Once I make changes to those files in ESP IDF, how do I compile it? I'm not a programmer and im worried about frying the board. I am willing to pay for someone to do this for me.
No, you create your own pinmap (or modify existing one) - ESP IDF is a Framework: GitHub - espressif/esp-idf: Espressif IoT Development Framework. Official development framework for Espressif SoCs. The grblHAL Readme has instructions: Going the route of nonstandard - sadly comes with complications.

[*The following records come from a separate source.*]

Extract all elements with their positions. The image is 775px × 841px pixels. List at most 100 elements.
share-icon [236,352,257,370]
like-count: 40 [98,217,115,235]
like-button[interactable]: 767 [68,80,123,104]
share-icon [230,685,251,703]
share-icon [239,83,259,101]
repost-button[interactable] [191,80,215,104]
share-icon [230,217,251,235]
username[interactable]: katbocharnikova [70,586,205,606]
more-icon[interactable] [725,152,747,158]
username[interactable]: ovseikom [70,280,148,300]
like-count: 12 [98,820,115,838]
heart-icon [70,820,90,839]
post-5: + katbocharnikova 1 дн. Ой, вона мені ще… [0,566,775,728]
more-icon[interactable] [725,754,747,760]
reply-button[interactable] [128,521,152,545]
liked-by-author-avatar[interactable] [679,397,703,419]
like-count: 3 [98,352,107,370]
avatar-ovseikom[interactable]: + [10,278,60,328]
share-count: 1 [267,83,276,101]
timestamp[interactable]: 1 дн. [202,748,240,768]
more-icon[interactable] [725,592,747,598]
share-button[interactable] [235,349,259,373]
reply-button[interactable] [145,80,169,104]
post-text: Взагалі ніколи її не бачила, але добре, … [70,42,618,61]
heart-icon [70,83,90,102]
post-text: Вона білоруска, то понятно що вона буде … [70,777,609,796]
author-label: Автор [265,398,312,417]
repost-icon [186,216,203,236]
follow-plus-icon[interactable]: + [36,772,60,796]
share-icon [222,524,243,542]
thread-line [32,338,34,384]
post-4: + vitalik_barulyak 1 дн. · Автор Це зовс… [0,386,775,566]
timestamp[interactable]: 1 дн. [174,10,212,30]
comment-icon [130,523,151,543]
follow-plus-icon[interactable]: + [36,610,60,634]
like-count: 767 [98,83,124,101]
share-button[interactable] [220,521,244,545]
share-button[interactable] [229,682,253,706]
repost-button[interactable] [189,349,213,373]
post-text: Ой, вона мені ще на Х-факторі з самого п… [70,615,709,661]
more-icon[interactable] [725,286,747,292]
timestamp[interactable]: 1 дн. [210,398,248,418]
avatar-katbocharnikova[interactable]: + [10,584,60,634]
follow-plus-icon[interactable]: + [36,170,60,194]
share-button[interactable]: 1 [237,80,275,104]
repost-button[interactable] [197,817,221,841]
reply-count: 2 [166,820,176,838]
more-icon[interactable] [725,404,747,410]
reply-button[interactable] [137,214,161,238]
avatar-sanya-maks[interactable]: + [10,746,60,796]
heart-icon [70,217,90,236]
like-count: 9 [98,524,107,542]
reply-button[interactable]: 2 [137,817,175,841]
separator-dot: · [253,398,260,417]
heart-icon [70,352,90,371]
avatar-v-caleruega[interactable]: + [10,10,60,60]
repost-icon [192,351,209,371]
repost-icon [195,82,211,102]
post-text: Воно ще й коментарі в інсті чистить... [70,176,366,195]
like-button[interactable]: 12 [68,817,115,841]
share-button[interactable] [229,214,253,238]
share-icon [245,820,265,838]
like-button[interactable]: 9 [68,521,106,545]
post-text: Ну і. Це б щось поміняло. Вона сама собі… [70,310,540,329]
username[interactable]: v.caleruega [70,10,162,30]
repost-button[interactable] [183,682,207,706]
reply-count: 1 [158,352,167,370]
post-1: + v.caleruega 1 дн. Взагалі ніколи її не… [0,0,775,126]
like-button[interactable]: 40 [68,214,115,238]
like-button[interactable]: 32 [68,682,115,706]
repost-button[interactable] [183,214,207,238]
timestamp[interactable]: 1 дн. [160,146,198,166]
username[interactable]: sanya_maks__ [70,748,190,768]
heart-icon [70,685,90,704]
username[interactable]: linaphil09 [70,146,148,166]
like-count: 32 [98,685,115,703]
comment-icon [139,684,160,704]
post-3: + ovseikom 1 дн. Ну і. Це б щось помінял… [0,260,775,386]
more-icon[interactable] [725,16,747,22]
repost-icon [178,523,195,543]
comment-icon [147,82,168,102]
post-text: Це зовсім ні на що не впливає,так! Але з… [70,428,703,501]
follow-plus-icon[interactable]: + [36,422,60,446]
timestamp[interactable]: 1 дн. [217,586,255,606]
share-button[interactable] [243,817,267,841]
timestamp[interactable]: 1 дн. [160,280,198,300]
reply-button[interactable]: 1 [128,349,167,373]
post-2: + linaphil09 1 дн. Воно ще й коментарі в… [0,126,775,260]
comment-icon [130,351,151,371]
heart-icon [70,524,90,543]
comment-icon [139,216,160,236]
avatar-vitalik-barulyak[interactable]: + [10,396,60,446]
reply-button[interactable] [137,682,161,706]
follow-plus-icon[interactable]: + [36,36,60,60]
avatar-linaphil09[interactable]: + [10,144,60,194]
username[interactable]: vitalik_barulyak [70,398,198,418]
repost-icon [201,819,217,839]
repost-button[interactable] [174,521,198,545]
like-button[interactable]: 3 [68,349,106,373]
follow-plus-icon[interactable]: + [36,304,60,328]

Your choice though... Either battle through them and learn some things along the way, or follow the advice in the earlier posts - build the machine "more standard" with Parallel wired Dual Y's and A where its intended (on Y2). Saves all the effort. I did mention that in 2nd half of Post #9 too: Not only can you use standard, available firmware, but also less messing with CAM workflows
Remapping of A to the Z stepper driver can be done, but will require a new board map and a modified driver.c. The next release of grblHAL might not require modifications to driver.c, only a new board map, so is worth waiting for? My plan is to publish this release mid december provided testing goes well.
Did you ever end up doing this? I found a slightly janky work around but this sounds like a better solution.